What would I say to anyone looking to pursue a career in the human rights sector? I firmly believe there is a place for everyone in the human rights world, but it may take time, resilience, and a healthy degree of tenacity to get there. And please don’t think that the human rights sector is solely the domain of lawyers. It is not. Our sector welcomes professionals from other disciplines all of whom bring a rich and varied skills set, subject matter expertise and networks which are so vitally important to the work that we do.

‘Was there more I should or could have done to save his life?’

I would strongly encourage aspiring human rights professionals to start writing about human rights topics, building a publication portfolio at the earliest opportunity and growing thought leadership in this area. This can be achieved easily through writing blogs, self-publishing on LinkedIn or through alumni publications (university law journals and so on). Of course, networking and building one’s own ‘human rights family’ is critical.

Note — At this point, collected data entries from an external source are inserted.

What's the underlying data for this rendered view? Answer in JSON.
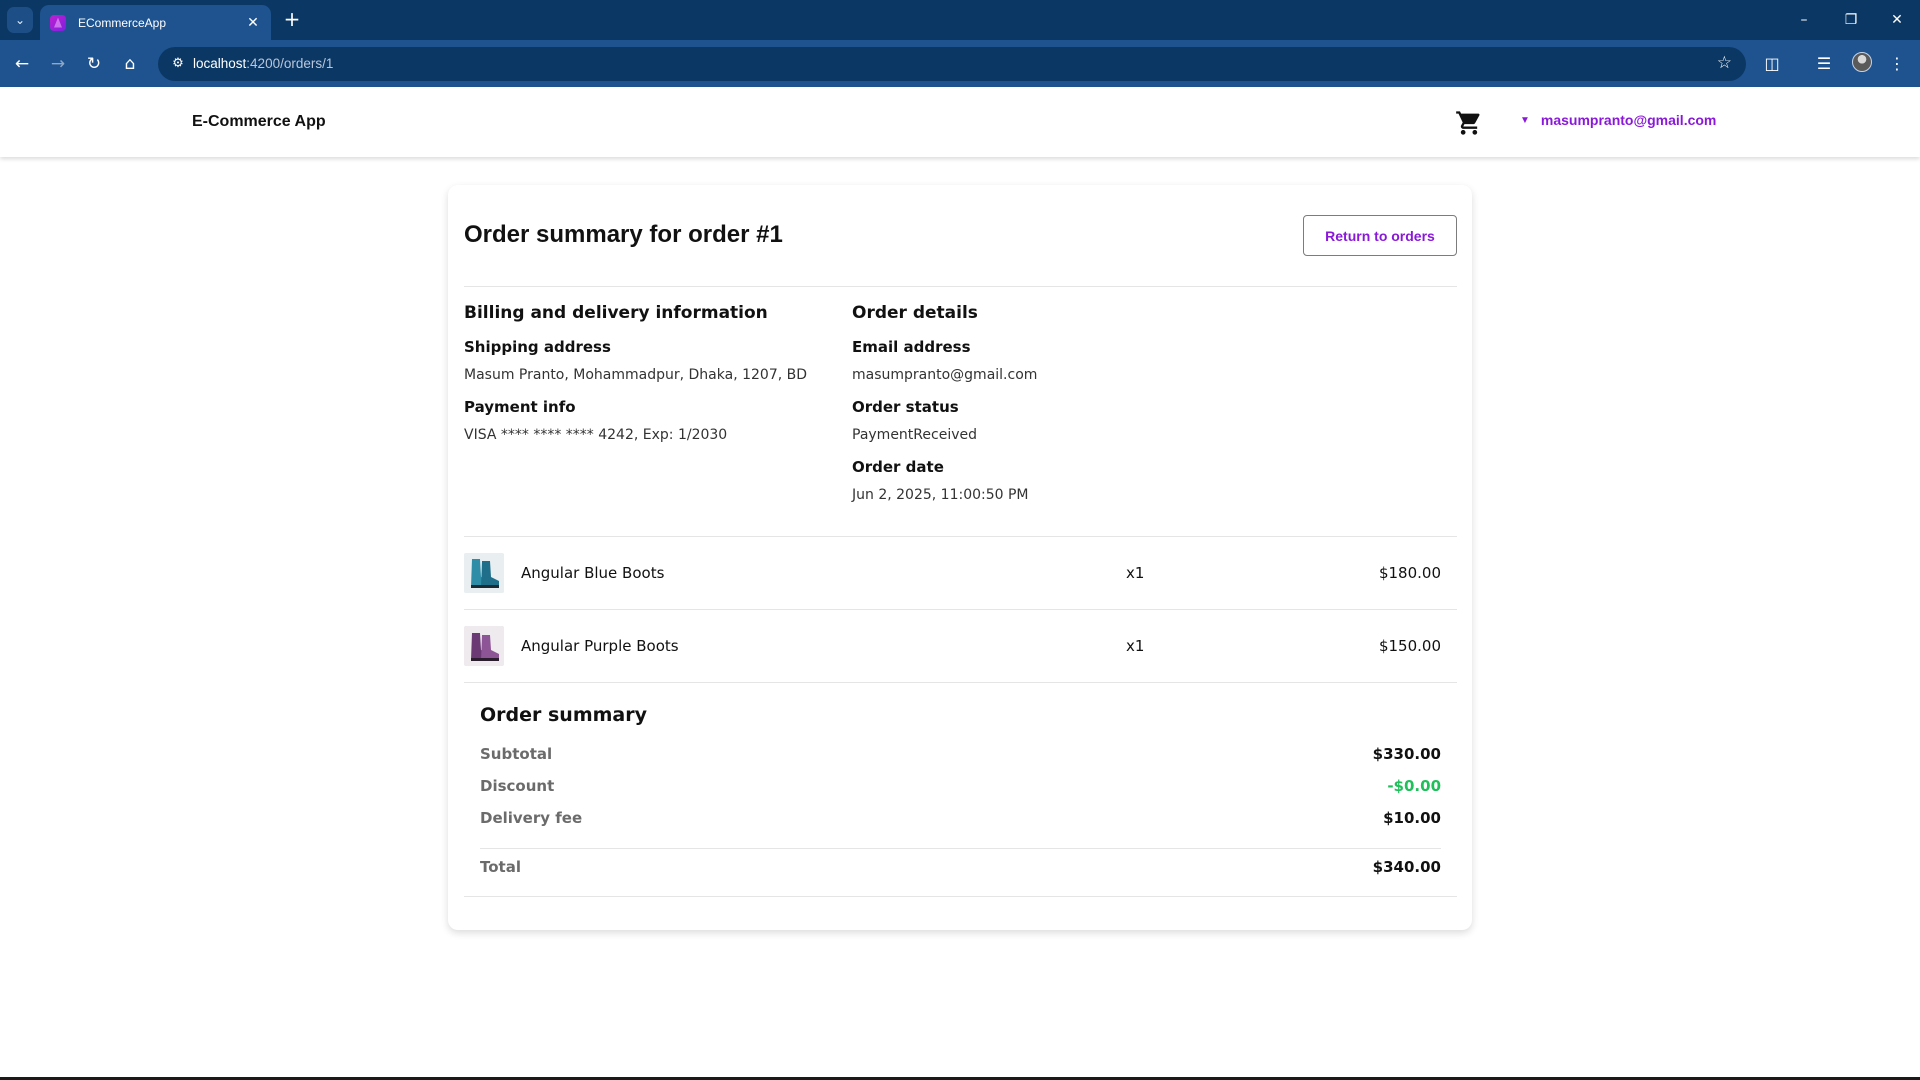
{
  "browser": {
    "tab_title": "ECommerceApp",
    "url_host": "localhost",
    "url_path": ":4200/orders/1"
  },
  "header": {
    "brand": "E-Commerce App",
    "user_email": "masumpranto@gmail.com"
  },
  "order": {
    "title": "Order summary for order #1",
    "return_label": "Return to orders",
    "billing_title": "Billing and delivery information",
    "shipping_label": "Shipping address",
    "shipping_value": "Masum Pranto, Mohammadpur, Dhaka, 1207, BD",
    "payment_label": "Payment info",
    "payment_value": "VISA **** **** **** 4242, Exp: 1/2030",
    "details_title": "Order details",
    "email_label": "Email address",
    "email_value": "masumpranto@gmail.com",
    "status_label": "Order status",
    "status_value": "PaymentReceived",
    "date_label": "Order date",
    "date_value": "Jun 2, 2025, 11:00:50 PM",
    "items": [
      {
        "name": "Angular Blue Boots",
        "qty": "x1",
        "price": "$180.00",
        "color": "#2f8da8"
      },
      {
        "name": "Angular Purple Boots",
        "qty": "x1",
        "price": "$150.00",
        "color": "#6b3a74"
      }
    ]
  },
  "summary": {
    "title": "Order summary",
    "subtotal_label": "Subtotal",
    "subtotal_value": "$330.00",
    "discount_label": "Discount",
    "discount_value": "-$0.00",
    "delivery_label": "Delivery fee",
    "delivery_value": "$10.00",
    "total_label": "Total",
    "total_value": "$340.00"
  },
  "colors": {
    "accent": "#8a18d8",
    "discount": "#1fbf5a",
    "chrome": "#1e5390"
  }
}
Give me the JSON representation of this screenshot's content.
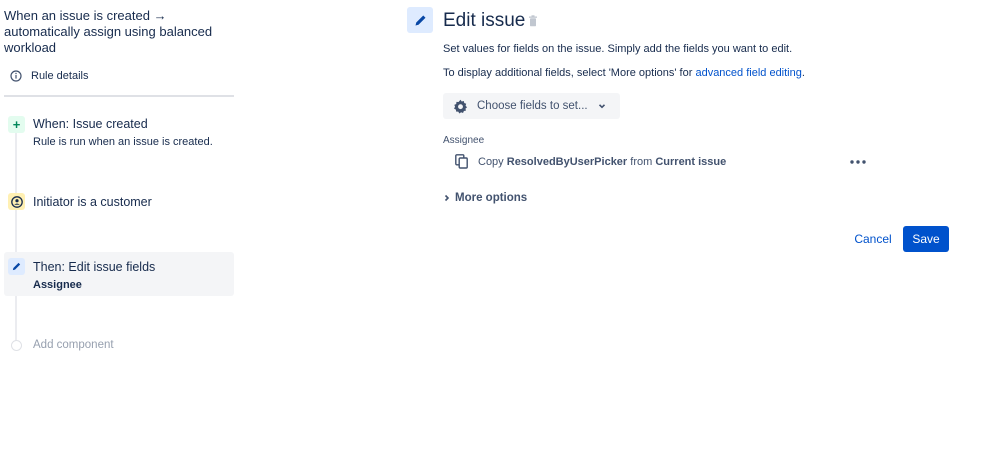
{
  "sidebar": {
    "rule_title": "When an issue is created → automatically assign using balanced workload",
    "rule_details_label": "Rule details",
    "components": {
      "trigger": {
        "title": "When: Issue created",
        "subtitle": "Rule is run when an issue is created.",
        "icon": "plus-icon"
      },
      "condition": {
        "title": "Initiator is a customer",
        "icon": "customer-icon"
      },
      "action": {
        "title": "Then: Edit issue fields",
        "subtitle": "Assignee",
        "icon": "pencil-icon"
      },
      "add": {
        "title": "Add component"
      }
    }
  },
  "main": {
    "title": "Edit issue",
    "description_1": "Set values for fields on the issue. Simply add the fields you want to edit.",
    "description_2_prefix": "To display additional fields, select 'More options' for ",
    "description_2_link": "advanced field editing",
    "description_2_suffix": ".",
    "choose_fields_label": "Choose fields to set...",
    "field": {
      "label": "Assignee",
      "copy_prefix": "Copy ",
      "copy_source_field": "ResolvedByUserPicker",
      "copy_middle": " from ",
      "copy_source_issue": "Current issue"
    },
    "more_options_label": "More options",
    "cancel_label": "Cancel",
    "save_label": "Save"
  },
  "colors": {
    "primary": "#0052cc",
    "text": "#172b4d",
    "subtle_text": "#42526e",
    "trigger_bg": "#e3fcef",
    "condition_bg": "#fff0b3",
    "action_bg": "#deebff"
  }
}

I’m a strong advocate of conducting ‘informational interviews’ with human rights professionals to learn more about their own career journey and their day-today role. These conversations can open many doors and opportunities.

This work has not broken me. Would I, or could I do another line of work. I think deeply about this when I feel overwhelmed or mentally exhausted but the answer has to be a resounding ‘no’. The desire to help those who really need support is too big for me to ignore it. I remain optimistic that we can, and do, make a difference to those we help. Should I look after myself more? Probably. I am learning day by day. ■

Vicki Prais

Independent Human Rights Consultant, academic, human rights lawyer.